Monday, April 1, 2013

No Bad Ruling

Now that the Supreme Court has listened to the arguments over not one but two same-sex-marriage cases it'll be a few weeks before it delivers a ruling. When the Court does so it can essentially deliver one of three verdicts and while a lot of folks are going to be in pins and needles until the Court makes its decision, there is really no decision this Court can make which will mean anything bad for either marriage proponents or the left writ-large.  In broad strokes, the Court can do one of three things.

The Court can overturn Proposition 8 and the Defense of Marriage Act (DOMA).  Given the rather lackluster defences of DOMA during oral arguments, it seems rather likely that DOMA will face an uphill fight though Proposition 8 -- California's ban on gay marriage -- may fair somewhat better.  Obviously a decision from the Court either verbosely establishing a right for homosexuals to marry or at least striking language from federal statues preventing the same would be a major victory for the gay rights movement.

From a more political standpoint, such a decision would, depending on the size of the majority involved, either prod the conservative movement into more outspoken opposition to gay marriage -- casting it as a kind of 21st Century Roe v. Wade -- or drive a wedge between evangelical conservatives, who will likely continue to oppose gay marriage, and the larger Republican Party, which will seek to put the issue to rest as rapidly as possible.


The Court can avoid ruling on the issue.  The Supreme Court has a long institutional fondness for dodging particularly thorny issues on procedural grounds.  Perhaps someone lacks standing to sue or one of an almost infinite number of other hurdles wasn't cleared to the Justices' satisfaction.  While the Court is not capricious in its rulings it is often unwilling to risk setting precedent on anything less than an iron-clad case and the Court is constantly aware of its role in the broader political and social picture.  If gay marriage seems likely to resolve itself to the Court's satisfaction as a national issue without a ruling, it is entirely possible that the Court may demure on these cases and find some way to avoid artificially concluding debate.  Justice Ginsburg herself has noted that the Courts' decision in Roe v Wade may actually have prolonged the abortion debate which, without a ruling, could well have resolved itself into a position further to the left of where the country now finds itself.

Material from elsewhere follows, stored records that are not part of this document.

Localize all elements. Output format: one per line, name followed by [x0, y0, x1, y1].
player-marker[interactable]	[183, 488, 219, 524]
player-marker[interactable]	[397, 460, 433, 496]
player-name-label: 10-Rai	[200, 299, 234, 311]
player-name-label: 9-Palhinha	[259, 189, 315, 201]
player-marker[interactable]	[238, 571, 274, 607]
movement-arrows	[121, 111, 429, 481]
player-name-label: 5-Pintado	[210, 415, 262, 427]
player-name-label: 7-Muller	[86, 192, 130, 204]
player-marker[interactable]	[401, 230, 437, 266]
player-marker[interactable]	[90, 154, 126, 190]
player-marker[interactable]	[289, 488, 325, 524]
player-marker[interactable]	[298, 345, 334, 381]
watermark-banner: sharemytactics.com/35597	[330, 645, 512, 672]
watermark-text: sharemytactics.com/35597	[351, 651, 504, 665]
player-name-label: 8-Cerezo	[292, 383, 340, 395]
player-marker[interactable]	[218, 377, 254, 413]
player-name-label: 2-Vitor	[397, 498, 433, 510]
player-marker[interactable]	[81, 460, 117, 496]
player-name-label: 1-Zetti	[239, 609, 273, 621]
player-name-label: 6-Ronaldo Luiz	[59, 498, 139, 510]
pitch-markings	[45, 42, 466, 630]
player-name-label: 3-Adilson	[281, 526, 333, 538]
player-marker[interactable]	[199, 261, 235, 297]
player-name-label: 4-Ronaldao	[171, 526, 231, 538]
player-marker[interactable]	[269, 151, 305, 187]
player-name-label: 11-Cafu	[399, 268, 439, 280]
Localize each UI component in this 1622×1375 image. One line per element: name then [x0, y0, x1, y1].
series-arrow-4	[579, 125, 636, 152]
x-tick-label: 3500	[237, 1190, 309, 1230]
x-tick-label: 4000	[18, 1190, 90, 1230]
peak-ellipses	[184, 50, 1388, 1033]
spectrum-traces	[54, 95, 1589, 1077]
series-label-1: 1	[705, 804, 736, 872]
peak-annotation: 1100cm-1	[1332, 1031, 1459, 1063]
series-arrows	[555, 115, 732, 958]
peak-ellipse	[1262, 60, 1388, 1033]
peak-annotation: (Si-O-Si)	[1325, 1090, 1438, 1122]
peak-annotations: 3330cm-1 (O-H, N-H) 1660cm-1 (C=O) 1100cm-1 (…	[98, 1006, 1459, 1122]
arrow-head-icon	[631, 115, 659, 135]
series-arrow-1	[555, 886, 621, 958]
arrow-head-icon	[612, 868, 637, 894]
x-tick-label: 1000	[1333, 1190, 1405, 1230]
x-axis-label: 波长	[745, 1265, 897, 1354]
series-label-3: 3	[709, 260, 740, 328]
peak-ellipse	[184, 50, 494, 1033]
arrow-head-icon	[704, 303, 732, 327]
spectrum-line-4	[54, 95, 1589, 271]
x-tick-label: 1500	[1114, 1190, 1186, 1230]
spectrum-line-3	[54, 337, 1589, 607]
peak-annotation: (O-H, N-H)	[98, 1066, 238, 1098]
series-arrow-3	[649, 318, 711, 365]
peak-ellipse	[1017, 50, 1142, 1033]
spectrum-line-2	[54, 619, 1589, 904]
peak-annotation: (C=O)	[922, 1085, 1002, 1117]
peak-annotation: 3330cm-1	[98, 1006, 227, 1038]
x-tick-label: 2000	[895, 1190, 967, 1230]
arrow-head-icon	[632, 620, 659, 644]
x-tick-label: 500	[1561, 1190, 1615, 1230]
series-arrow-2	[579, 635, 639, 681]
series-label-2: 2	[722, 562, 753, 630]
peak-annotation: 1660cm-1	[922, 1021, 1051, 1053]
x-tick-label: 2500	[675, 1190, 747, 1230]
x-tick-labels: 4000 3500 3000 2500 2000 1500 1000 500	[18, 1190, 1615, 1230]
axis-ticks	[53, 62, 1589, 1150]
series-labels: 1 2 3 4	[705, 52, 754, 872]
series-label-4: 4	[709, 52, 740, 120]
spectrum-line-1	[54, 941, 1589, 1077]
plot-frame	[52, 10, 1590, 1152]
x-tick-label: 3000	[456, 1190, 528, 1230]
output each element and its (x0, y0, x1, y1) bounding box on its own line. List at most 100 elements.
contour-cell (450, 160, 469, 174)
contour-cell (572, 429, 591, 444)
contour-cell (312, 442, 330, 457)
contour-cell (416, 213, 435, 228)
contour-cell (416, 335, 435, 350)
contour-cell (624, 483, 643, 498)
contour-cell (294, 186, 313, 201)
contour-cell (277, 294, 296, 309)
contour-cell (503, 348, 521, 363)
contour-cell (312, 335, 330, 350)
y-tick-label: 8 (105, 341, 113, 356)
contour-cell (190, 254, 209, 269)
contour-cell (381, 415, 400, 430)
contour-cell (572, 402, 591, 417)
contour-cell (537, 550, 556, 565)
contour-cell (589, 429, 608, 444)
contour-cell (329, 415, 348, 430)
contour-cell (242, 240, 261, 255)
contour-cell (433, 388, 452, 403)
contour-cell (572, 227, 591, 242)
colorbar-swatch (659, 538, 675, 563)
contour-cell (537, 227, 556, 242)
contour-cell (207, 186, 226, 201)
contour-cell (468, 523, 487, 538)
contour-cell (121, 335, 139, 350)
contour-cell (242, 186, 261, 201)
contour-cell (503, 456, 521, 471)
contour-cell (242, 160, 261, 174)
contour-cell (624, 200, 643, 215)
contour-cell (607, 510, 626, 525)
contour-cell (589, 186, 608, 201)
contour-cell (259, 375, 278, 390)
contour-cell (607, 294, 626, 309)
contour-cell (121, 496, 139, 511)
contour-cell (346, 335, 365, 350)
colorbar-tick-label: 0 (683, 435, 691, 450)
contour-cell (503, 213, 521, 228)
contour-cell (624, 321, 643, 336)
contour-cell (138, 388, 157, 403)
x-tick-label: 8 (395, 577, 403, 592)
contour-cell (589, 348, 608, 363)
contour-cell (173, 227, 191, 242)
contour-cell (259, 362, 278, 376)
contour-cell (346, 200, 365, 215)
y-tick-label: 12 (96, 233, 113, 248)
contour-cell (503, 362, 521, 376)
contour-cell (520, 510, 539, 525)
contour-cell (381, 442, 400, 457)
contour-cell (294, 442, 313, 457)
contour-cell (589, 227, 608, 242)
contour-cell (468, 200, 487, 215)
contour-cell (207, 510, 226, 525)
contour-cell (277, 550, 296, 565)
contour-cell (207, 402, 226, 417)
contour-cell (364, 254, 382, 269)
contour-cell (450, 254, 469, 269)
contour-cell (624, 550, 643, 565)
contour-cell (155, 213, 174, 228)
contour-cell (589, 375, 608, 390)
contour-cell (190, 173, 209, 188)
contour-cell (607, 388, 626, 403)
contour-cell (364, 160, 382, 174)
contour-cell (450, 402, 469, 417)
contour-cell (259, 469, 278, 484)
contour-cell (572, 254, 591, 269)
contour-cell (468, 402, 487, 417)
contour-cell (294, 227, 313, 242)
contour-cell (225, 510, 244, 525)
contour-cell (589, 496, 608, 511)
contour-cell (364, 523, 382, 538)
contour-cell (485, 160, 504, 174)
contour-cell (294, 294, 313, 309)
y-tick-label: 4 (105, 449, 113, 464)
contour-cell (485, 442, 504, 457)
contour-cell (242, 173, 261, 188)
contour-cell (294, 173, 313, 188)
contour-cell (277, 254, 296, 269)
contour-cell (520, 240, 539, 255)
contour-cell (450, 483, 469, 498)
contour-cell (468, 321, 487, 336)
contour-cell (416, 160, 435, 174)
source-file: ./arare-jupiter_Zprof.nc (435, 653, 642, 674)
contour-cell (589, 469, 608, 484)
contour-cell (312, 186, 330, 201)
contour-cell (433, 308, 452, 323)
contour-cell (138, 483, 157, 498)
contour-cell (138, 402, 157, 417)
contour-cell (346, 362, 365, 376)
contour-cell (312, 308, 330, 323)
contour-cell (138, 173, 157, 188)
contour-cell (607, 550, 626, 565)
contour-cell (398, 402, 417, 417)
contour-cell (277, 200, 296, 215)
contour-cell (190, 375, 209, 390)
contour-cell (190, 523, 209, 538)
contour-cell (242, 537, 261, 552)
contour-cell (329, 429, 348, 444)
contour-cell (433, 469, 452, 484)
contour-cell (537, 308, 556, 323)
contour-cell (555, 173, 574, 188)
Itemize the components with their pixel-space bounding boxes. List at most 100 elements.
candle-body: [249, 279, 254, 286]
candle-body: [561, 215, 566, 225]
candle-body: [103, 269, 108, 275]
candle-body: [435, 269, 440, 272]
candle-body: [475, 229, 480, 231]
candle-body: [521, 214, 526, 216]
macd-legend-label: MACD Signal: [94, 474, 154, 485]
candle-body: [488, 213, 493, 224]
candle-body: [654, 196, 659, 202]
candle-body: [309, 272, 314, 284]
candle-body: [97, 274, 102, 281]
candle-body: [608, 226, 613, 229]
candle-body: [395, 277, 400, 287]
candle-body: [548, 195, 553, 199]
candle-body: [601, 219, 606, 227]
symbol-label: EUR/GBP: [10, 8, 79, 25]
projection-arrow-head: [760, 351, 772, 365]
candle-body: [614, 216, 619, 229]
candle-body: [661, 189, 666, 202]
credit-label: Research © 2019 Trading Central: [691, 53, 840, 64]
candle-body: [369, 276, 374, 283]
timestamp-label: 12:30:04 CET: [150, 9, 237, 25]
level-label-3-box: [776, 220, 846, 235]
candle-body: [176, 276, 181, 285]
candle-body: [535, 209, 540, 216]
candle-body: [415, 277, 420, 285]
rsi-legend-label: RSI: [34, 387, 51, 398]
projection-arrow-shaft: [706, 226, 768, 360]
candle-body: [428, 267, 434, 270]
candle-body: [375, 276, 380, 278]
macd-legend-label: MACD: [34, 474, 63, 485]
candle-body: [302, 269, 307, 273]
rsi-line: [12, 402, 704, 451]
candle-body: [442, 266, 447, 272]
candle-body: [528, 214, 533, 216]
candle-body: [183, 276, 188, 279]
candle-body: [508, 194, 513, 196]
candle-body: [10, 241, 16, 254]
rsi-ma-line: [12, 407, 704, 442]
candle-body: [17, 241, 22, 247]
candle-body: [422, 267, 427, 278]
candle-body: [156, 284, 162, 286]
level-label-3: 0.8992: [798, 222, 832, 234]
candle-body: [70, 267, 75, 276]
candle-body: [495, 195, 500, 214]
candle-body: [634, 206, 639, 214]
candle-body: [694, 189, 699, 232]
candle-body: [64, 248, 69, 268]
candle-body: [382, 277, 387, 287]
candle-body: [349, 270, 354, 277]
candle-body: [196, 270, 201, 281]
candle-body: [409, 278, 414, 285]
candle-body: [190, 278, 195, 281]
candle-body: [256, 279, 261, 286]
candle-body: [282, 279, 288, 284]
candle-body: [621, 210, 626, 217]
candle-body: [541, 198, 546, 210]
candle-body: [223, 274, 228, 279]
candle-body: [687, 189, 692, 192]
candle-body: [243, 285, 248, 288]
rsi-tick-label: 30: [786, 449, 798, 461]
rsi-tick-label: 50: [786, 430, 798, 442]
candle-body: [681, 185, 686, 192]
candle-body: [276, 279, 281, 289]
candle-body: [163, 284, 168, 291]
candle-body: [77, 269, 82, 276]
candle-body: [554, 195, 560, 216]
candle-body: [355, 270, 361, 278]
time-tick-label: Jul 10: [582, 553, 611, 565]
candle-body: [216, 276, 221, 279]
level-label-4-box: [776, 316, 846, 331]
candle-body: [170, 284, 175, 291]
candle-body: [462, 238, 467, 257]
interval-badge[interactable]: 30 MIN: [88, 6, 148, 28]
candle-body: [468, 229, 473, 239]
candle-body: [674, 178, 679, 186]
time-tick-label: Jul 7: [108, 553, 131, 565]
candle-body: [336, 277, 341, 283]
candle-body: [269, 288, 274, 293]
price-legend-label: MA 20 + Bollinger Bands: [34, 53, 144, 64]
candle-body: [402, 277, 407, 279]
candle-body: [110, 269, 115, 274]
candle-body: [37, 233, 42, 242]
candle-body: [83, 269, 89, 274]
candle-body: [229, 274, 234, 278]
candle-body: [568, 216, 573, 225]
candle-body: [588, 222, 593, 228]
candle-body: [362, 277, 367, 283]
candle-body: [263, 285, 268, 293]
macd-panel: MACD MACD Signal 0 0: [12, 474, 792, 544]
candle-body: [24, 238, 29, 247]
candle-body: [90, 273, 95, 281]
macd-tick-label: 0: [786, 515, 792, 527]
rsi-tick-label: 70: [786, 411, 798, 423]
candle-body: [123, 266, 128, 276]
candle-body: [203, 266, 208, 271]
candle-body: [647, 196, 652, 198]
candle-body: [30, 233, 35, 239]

Should the Court dodge the gay rights issue the political tide will almost certainly continue unabated and the right will be forced to grapple with the issue again in 2014 and 2016, both likely to the movement's detriment.  Polling on gay marriage shows a significant age divide with a graying opposition and the coming decades will continue to deepen the left's advantage as younger voters replace older ones at the polls.

More drastically...

The Court can uphold existing laws.  Regardless of the Courts' decision the demographics and political winds are aligned against the American Right.  Should the Court do nothing gay marriage will continue as a major thorn in the Republican Party's side until the issue is resolved, but if the Court upholds the existing laws the fallout will be dramatic and significant.  The decision will almost certainly be a close one and with President Obama in office support of gay marriage as an issue will translate directly into anger with the Republican Party.

It is rather likely that President Obama will have the opportunity to appoint another Supreme Court Justice in his second term and the gay rights movement will move mountains to ensure that Obama faces no meaningful resistance in the Senate when he does so.  Such an impetus could very well be enough to nationalize the 2014 elections -- making the 466 or so local House and Senate races into one big national campaign.  With a little luck Democrats could turn a ruling against gay marriage into a sweep of the 2014 elections, putting both the House and Senate firmly under Democratic control for the better part of a decade.

It's sure to be an interesting summer.